Des paroles de grâce

M. Seibel

«Et tous lui rendaient témoignage, et s'étonnaient des paroles de grâce qui sortaient de sa bouche, et ils disaient: Celui-ci n'est-il pas le fils de Joseph?» (Luc 4: 22).

Lors de son baptême par Jean, le Seigneur Jésus avait été reconnu publiquement par Dieu lui-même comme étant son «Fils bien-aimé» (Luc 3: 22). Ensuite, dès son entrée en service, l'Esprit l'avait conduit dans le désert pour y subir sa première grande mise à l'épreuve. Dans les conditions extérieures les plus difficiles, il avait été tenté par le diable, mais était sorti vainqueur de toutes les tentations.

La première chose que l'évangile de Luc nous rapporte ensuite, ce sont ses visites dans des synagogues de Galilée, en particulier à Nazareth, où il lit un passage du prophète Ésaïe. Ce prophète, à plusieurs reprises, parle d'une manière très remarquable du Sauveur qui sera donné à Israël. Il en est ainsi au chapitre 61: où il annonce l'onction du Seigneur par le Saint Esprit, en vue de la prédication au peuple du salut et de la délivrance. C'est ce passage que Jésus choisit: «L'Esprit du Seigneur est sur moi, parce qu'il m'a oint pour annoncer de bonnes nouvelles aux pauvres; il m'a envoyé pour publier aux captifs la délivrance, et aux aveugles le recouvrement de la vue; pour renvoyer libres ceux qui sont foulés, et pour publier l'an agréable du Seigneur» (Luc 4: 18, 19).

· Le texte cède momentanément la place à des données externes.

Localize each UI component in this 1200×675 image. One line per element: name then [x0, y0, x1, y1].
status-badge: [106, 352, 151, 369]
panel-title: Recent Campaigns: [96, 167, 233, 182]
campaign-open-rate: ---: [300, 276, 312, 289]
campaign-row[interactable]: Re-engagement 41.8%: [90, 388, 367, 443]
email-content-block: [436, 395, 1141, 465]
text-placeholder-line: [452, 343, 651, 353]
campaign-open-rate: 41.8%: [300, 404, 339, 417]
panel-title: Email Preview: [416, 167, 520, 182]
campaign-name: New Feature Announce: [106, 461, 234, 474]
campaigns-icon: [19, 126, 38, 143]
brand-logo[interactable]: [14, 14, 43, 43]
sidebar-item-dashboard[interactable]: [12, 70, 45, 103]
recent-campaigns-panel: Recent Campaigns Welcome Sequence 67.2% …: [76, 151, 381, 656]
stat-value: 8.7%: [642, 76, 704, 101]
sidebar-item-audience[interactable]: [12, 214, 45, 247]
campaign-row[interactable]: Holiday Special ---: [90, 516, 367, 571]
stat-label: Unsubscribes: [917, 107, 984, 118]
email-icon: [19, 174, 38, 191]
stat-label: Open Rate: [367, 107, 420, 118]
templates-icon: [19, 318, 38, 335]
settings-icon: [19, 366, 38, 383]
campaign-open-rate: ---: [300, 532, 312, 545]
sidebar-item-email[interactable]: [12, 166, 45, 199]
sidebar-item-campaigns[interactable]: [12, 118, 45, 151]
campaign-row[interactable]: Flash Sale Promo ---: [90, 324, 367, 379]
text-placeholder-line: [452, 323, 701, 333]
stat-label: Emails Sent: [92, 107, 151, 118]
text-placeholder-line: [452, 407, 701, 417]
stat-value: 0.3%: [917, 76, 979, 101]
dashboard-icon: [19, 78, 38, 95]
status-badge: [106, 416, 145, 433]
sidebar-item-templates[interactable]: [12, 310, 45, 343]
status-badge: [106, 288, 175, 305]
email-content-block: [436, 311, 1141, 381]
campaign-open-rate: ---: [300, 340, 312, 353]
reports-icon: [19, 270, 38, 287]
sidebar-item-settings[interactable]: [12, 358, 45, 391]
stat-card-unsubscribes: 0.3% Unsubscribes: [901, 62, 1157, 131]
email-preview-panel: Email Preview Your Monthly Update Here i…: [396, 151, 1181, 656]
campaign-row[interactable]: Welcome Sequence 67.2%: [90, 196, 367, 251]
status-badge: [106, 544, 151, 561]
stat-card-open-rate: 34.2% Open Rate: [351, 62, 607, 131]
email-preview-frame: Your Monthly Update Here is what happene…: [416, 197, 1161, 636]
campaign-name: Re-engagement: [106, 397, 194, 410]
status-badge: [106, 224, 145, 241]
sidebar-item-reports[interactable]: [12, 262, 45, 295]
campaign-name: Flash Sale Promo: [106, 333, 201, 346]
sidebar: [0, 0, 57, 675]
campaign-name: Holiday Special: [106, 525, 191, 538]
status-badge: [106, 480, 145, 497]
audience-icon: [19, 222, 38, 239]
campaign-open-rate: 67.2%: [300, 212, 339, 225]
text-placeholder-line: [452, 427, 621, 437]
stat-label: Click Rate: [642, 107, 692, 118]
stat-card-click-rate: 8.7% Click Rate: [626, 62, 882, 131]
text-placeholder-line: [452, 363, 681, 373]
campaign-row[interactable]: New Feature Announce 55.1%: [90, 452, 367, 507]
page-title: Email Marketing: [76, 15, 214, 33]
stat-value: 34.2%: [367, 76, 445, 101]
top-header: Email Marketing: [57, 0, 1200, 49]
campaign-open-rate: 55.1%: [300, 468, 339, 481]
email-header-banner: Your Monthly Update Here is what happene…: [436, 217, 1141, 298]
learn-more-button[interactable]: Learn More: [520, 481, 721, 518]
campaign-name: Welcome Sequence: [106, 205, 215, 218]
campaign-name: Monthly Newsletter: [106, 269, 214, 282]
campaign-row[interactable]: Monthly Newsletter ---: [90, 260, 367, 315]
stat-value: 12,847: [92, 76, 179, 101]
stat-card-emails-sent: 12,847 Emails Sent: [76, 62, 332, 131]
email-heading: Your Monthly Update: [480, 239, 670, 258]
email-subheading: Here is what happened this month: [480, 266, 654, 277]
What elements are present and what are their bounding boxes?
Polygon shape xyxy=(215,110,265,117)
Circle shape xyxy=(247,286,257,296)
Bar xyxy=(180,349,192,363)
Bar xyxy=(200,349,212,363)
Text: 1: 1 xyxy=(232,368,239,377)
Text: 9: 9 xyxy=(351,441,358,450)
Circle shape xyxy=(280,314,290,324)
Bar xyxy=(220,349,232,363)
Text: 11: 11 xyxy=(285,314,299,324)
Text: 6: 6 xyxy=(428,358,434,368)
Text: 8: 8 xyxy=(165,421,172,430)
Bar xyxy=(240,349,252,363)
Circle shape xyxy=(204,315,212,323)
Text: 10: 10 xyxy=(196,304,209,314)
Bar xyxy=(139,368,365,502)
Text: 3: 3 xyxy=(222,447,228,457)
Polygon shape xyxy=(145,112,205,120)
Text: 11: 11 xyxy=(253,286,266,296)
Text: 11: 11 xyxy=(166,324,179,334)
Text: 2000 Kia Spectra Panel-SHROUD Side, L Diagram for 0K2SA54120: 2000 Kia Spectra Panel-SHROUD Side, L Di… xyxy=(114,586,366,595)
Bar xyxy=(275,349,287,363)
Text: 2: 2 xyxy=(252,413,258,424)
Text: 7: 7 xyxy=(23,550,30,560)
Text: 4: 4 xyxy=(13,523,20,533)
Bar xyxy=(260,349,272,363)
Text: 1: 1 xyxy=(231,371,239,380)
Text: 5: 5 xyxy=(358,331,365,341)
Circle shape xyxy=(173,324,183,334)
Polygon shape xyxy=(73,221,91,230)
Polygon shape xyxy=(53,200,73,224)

Le peuple méritait-il une telle grâce? N'était-il pas dans l'incrédulité la plus complète? Les Juifs n'avaient-ils pas d'emblée mis de côté leur Sauveur? Il est d'autant plus surprenant que Jésus leur annonce maintenant cette parole de salut, et ne parle pas des jugements sur le peuple, ou de la vengeance sur leurs ennemis, qui constituent la suite immédiate du passage d'Ésaïe, et qui se trouvent aussi en bien d'autres endroits des prophètes. Mais quand Jésus est présenté comme celui que Dieu a oint, il n'est question pour Israël que de grâce et de bénédiction.

Ici c'est la grâce dans la glorieuse personne de Christ, dans celui qui, «plein de l'Esprit Saint», révèle la grâce d'un Dieu fidèle à ses promesses. Il est là pour relever ceux qui sont fatigués et courbés. La bénédiction se déployait devant leurs yeux. Le Sauveur se présentait devant son peuple dans une grâce pure et absolue.

Il n'était pas venu pour condamner, mais pour sauver. Ses paroles étaient propres à conduire les hommes jusqu'au cœur de Dieu. Il était la vraie lumière qui condamne toute injustice; mais, dans son amour, il apportait la grâce de Dieu aux hommes, en parole et en action.

Combien de fois, dans cette synagogue, la loi avait-elle été lue! Mais jamais, jusque-là, les auditeurs n'avaient vu la bonté de Dieu venir au-devant d'eux de cette manière. Et il en était ainsi parce que Dieu lui-même était au milieu d'eux. Dieu seul peut venir avec une telle grâce, une grâce sans limite, et l'offrir à des pécheurs.

En vérité, la grâce de Dieu était répandue sur les lèvres du Seigneur (Psaumes 45: 2); les auditeurs le sentaient. Mais Luc nous dit qu'ils «s'étonnaient des paroles de grâce qui sortaient de sa bouche» (4: 22). Ils se demandaient comment «celui-ci», qui était «le fils de Joseph», pouvait parler ainsi. Il y a peu de choses qui soient davantage un sujet d'irritation pour l'homme naturel que la grâce qui lui est apportée.

La grâce s'abaisse jusqu'au plus bas niveau, à la rencontre des besoins de l'homme. Mais l'homme la méprise, parce qu'elle vient dans l'humilité. Et même s'il aperçoit Dieu derrière elle, il ne peut pas supporter cette humiliation, et il montre la haine de son cœur. La grâce de Dieu est méprisée, et sa souveraineté est haïe. Dieu ne méprisait pas Nazareth, mais l'homme méprisait Jésus parce qu'il venait de Nazareth. Et ce n'est pas sans importance que cette mention unique des «paroles de grâce» prononcées par le Seigneur soit liée à la ville de Nazareth — lieu dont même un Israélite fidèle comme Nathanaël n'attendait rien de bon (cf. Jean 1: 47).

Oh! si seulement nous étions davantage attentifs aux paroles de grâce qui sortent de la bouche de notre Sauveur!